Another nod of agreement. “That’s pretty extreme.”
“I’ve been trying to convince myself that it goes way back, that the despair set in a long time ago. But, you know, lots of people never gave up. Think of the people who started my choir, for example. I want Clara to have been like them.”
The choir in question, my choir, is Le Choeur des plaines, a community choral society dedicated to performing “les plus belles chansons du répertoire francophone,” the most beautiful songs of the French repertoire. Choeur translates as choir, but it happily invites confusion with coeur, or heart, and the ensemble is proud to identify itself as an important element in maintaining Francophone culture in this English-speaking stronghold. Curiously, I first learned about it thanks to a performance of a musical masterpiece that comes to us direct from eighteenth-century Britain, from the very decades when the English military was making mincemeat of the French. On this particular evening, however, an amateur choir was making mincemeat of the Messiah. Seldom had the yoke of Handel’s allegros been less easy, or the footfall of his trills and runs more burthensome. In fact, the whole thing quickly became so unbearable that Keith and I walked out at intermission, something unheard of for us, but not before we’d taken note of the tenor soloist, whose clear, pure voice had provided the evening’s one saving grace. The program identified him as the conductor of Le Choeur des plaines.

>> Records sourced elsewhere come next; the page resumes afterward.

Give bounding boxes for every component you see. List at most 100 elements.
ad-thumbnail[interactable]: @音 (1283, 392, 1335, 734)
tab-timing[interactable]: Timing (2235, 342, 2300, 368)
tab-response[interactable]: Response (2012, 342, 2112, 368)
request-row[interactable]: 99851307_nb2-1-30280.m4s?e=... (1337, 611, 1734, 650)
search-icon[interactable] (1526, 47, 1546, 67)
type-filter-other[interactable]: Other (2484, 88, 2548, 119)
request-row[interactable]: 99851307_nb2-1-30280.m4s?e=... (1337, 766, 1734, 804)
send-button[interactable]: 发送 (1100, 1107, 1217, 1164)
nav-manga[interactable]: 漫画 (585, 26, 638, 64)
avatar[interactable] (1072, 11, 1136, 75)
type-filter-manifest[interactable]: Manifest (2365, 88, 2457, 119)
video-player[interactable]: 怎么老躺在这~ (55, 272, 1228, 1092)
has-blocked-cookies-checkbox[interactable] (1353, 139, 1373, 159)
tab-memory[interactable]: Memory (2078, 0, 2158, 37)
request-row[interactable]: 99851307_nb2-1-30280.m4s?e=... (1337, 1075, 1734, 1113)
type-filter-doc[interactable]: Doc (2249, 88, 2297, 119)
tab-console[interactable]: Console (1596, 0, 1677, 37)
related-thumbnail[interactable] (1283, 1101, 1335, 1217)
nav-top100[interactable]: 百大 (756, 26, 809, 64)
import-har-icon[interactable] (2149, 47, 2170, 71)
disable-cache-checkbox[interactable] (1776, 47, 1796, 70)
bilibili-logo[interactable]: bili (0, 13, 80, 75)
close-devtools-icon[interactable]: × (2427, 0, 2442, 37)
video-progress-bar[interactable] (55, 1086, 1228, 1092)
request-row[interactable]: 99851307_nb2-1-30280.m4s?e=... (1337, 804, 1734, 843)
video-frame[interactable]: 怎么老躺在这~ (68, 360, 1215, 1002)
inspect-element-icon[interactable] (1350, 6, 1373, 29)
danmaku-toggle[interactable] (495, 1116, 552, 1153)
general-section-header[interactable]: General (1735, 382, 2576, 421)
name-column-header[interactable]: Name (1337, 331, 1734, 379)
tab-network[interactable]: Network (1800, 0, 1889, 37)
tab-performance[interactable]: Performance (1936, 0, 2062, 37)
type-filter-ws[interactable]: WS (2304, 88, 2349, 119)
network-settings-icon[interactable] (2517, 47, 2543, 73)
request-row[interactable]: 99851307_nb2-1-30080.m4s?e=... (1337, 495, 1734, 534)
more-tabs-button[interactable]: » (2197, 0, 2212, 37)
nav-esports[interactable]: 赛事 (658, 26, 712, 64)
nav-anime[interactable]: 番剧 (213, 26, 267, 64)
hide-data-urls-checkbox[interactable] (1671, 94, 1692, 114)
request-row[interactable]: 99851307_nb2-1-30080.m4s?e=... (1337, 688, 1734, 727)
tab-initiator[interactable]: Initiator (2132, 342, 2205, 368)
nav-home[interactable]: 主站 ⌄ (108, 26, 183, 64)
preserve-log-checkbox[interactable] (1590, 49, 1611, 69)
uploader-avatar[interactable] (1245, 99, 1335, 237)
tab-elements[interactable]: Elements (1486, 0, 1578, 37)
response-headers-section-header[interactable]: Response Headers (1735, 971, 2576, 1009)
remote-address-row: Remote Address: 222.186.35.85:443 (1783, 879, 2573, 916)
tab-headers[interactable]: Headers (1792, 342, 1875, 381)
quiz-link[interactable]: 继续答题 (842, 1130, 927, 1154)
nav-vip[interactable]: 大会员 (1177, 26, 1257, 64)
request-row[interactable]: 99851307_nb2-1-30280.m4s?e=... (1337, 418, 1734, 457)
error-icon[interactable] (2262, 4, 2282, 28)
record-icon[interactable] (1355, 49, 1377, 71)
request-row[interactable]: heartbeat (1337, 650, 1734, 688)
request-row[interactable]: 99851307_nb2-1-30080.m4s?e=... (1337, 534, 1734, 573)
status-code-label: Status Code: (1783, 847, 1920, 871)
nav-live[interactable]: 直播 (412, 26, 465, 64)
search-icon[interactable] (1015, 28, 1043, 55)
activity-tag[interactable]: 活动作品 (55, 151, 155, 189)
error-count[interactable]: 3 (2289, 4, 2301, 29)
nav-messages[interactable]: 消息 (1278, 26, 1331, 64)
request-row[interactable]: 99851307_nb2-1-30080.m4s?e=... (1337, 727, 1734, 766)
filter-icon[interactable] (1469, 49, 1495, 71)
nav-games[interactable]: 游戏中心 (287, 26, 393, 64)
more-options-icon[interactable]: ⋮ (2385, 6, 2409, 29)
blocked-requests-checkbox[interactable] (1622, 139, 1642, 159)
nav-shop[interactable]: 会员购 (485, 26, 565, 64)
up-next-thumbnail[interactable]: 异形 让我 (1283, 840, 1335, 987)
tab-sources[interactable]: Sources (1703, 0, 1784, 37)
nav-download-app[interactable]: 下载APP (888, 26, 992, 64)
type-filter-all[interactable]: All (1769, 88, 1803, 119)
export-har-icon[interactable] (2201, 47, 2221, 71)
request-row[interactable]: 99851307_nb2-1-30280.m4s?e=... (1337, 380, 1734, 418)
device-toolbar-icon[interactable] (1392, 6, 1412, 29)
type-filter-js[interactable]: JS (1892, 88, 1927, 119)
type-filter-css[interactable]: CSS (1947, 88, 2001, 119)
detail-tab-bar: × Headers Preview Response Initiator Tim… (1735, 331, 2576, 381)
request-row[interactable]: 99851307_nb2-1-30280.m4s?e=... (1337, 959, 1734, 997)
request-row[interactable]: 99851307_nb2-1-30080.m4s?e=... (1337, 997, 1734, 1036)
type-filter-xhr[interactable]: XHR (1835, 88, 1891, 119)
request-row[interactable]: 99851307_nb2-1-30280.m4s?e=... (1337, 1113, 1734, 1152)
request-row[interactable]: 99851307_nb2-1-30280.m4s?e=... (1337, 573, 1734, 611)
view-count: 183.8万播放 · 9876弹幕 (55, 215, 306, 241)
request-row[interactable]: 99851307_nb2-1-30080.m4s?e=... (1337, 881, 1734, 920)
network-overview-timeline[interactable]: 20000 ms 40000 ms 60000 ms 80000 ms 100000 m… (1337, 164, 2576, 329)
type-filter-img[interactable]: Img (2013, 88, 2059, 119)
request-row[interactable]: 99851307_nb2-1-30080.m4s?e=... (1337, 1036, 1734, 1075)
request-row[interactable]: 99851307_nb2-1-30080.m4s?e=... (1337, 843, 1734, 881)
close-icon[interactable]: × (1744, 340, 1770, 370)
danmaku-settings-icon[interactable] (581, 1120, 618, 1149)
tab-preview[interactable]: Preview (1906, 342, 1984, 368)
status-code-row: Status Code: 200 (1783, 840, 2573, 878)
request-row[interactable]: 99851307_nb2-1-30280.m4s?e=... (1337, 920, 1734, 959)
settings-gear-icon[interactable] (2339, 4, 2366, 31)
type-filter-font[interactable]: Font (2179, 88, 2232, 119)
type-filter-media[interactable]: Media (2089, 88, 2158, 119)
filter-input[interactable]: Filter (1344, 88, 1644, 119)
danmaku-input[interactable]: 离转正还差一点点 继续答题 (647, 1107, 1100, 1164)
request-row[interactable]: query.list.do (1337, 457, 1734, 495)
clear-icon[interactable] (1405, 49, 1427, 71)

Fortunately for me, Le Choeur turned out to take an open-door approach to new admissions. “I’ve never known us to turn anyone away,” a voice on the other end of the line told me when I called to inquire. And so ever since, I’ve spent one happy evening a week in the music room of l’École canadienne-française, a few blocks from my house, practicing les plus belles chansons of the likes of Gabriel Fauré, Claude-Michel Schönberg, and Gilles Vigneault.
“The people who started the choir treasured their language. Napoléon and Clara, their ancestors had spoken French forever. Then pfft, they throw it away as if it doesn’t matter.”
Keith raises an eyebrow and fixes me with a skeptical gaze. “When exactly was the choir founded? Twenty-five years ago, isn’t that what you said? And when did the Blondins live here? The 1920s versus the 1990s: you’re talking about two different worlds.”
He has a point. I shrug in acquiescence.
“You wouldn’t do that for no reason,” he continues, “give up your mother tongue. Maybe your Blondins were just trying to survive. I don’t think you’ve drilled down far enough to find the answers yet.”